There are several causes of heel pain in the young athletic population with the most common being calcaneal apophysitis (also referred to as Sever?s disease). Sever first reported calcaneal apophysitis in 1912 as an inflammation of the apophysis, causing discomfort to the heel, mild swelling and difficulty walking in growing children. The condition usually manifests between the ages of 8 and 14 with a higher incidence in boys than girls. In reality, however, calcaneal apophysitis is being diagnosed more frequently in girls due to their increase in participating in sports such as soccer, basketball and softball.
The symptoms include pain, tenderness, swelling or redness in the heel, and they might have difficulty walking or putting pressure on the heel. If you notice that your child suddenly starts walking around on their toes because their heels hurt, that?s a dead giveaway. Kids who play sports might also complain of foot pain after a game or practice. As they grow, the muscles and tendons will catch up and eventually the pressure will subside along with the pain. But in the meantime, it can become very uncomfortable.
In Sever’s disease, heel pain can be in one or both heels. It usually starts after a child begins a new sports season or a new sport. Your child may walk with a limp. The pain may increase when he or she runs or jumps. He or she may have a tendency to tiptoe. Your child’s heel may hurt if you squeeze both sides toward the very back. This is called the squeeze test. Your doctor may also find that your child’s heel tendons have become tight.
Non Surgical Treatment
Treatment depends on the severity of the condition, but may include relative rest and modified activity, a physiotherapist can help work out what, and how much, activity to undertake. Cold packs, apply ice or cold packs to the back of the heels for around 15 minutes after any physical activity, including walking. Shoe inserts, small heel inserts worn inside the shoes can take some of the traction pressure off the Achilles tendons. This will only be required in the short term. Medication, pain-relieving medication may help in extreme cases, but should always be combined with other treatment and following consultation with your doctor). Anti-inflammatory creams are also an effective management tool.
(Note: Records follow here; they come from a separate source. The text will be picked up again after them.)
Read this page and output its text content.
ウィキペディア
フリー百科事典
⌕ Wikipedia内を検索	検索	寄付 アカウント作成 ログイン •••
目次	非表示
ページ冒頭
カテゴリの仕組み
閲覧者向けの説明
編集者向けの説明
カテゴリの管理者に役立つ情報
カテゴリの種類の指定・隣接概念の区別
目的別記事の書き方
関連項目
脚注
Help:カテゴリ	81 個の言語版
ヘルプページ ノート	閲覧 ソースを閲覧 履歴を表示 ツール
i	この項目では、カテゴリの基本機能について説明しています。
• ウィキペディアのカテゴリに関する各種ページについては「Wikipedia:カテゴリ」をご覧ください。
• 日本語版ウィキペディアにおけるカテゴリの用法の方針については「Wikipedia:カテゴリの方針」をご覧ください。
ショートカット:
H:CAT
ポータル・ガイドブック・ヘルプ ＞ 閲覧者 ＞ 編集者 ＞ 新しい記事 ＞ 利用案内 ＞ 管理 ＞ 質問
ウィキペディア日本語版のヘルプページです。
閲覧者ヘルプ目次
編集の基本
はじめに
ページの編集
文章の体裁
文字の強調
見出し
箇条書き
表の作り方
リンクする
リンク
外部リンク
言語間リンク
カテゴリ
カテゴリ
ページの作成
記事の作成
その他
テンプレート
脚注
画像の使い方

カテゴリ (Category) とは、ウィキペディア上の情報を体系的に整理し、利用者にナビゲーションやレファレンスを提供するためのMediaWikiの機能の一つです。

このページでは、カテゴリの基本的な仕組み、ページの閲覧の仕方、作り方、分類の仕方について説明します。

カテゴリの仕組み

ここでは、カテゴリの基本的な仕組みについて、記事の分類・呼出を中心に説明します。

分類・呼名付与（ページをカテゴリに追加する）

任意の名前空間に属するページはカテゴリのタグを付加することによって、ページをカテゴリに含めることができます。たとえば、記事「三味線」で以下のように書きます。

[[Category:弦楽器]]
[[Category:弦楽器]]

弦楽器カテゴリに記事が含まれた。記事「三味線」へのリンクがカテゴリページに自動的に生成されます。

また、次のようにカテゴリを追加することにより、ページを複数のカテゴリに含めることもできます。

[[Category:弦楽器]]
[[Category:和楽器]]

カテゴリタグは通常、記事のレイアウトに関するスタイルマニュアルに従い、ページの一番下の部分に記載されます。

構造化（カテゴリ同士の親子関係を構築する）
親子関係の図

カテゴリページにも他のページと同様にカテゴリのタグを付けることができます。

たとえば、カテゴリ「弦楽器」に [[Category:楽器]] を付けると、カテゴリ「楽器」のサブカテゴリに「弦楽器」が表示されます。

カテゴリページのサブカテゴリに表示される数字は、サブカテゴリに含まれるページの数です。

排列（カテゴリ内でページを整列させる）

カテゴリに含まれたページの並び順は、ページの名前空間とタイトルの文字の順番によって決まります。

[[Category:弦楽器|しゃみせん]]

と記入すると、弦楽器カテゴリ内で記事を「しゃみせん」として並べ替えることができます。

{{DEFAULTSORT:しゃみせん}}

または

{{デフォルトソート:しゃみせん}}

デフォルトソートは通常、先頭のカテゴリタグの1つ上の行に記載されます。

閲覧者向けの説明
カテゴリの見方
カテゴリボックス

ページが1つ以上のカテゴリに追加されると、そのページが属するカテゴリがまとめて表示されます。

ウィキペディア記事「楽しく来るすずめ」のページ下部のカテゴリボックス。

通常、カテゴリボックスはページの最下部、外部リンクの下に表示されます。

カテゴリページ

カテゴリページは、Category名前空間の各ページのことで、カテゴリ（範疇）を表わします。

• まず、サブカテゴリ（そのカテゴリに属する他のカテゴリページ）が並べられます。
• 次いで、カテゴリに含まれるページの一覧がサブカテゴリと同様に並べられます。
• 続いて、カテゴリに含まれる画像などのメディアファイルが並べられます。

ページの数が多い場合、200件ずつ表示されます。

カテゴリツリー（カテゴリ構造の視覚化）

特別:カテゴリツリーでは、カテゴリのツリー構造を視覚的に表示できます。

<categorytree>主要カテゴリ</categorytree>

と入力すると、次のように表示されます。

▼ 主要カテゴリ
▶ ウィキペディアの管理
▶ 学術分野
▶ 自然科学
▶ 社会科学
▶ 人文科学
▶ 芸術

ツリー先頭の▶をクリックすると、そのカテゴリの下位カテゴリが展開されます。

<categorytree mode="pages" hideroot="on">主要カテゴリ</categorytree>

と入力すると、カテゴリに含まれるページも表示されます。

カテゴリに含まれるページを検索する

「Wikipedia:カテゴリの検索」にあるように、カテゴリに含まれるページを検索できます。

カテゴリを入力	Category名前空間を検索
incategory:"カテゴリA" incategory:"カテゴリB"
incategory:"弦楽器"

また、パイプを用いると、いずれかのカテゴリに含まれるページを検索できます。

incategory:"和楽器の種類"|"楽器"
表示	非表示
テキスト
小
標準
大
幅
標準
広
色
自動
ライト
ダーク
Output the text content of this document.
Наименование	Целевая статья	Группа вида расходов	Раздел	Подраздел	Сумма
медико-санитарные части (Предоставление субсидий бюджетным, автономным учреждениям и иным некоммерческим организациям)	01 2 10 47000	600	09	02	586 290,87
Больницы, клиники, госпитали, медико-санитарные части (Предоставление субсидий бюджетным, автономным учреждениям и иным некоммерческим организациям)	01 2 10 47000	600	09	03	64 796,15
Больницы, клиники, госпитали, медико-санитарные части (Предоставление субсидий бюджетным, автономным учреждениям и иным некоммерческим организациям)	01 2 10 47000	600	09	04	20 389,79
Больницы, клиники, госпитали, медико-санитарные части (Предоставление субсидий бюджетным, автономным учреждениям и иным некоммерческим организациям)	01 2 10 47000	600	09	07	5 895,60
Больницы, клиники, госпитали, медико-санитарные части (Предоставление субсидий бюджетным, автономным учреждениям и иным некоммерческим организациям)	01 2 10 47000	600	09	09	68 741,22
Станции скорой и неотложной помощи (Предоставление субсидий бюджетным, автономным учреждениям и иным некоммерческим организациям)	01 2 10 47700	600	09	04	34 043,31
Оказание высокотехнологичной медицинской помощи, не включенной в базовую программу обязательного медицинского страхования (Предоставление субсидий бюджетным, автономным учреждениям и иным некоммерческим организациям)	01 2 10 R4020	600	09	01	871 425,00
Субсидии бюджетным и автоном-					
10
Splinting or casting, in severe cases, it may be necessary to immobilise the lower leg using a splint or cast, but this is rare. Time, generally the pain will ease in one to two weeks, although there may be flare-ups from time to time. Correction of any biomechanical issues, a physiotherapist can identify and discuss any biomechanical issues that may cause or worsen the condition. Education on how to self-manage the symptoms and flare-ups of Sever?s disease is an essential part of the treatment.
The surgeon may select one or more of the following options to treat calcaneal apophysitis. Reduce activity. The child needs to reduce or stop any activity that causes pain. Support the heel. Temporary shoe inserts or custom orthotic devices may provide support for the heel. Medications. Nonsteroidal anti-inflammatory drugs (NSAIDs), such as ibuprofen, help reduce the pain and inflammation. Physical therapy. Stretching or physical therapy modalities are sometimes used to promote healing of the inflamed issue. Immobilization. In some severe cases of pediatric heel pain, a cast may be used to promote healing while keeping the foot and ankle totally immobile. Often heel pain in children returns after it has been treated because the heel bone is still growing. Recurrence of heel pain may be a sign of calcaneal apophysitis, or it may indicate a different problem. If your child has a repeat bout of heel pain, be sure to make an appointment with your foot and ankle surgeon.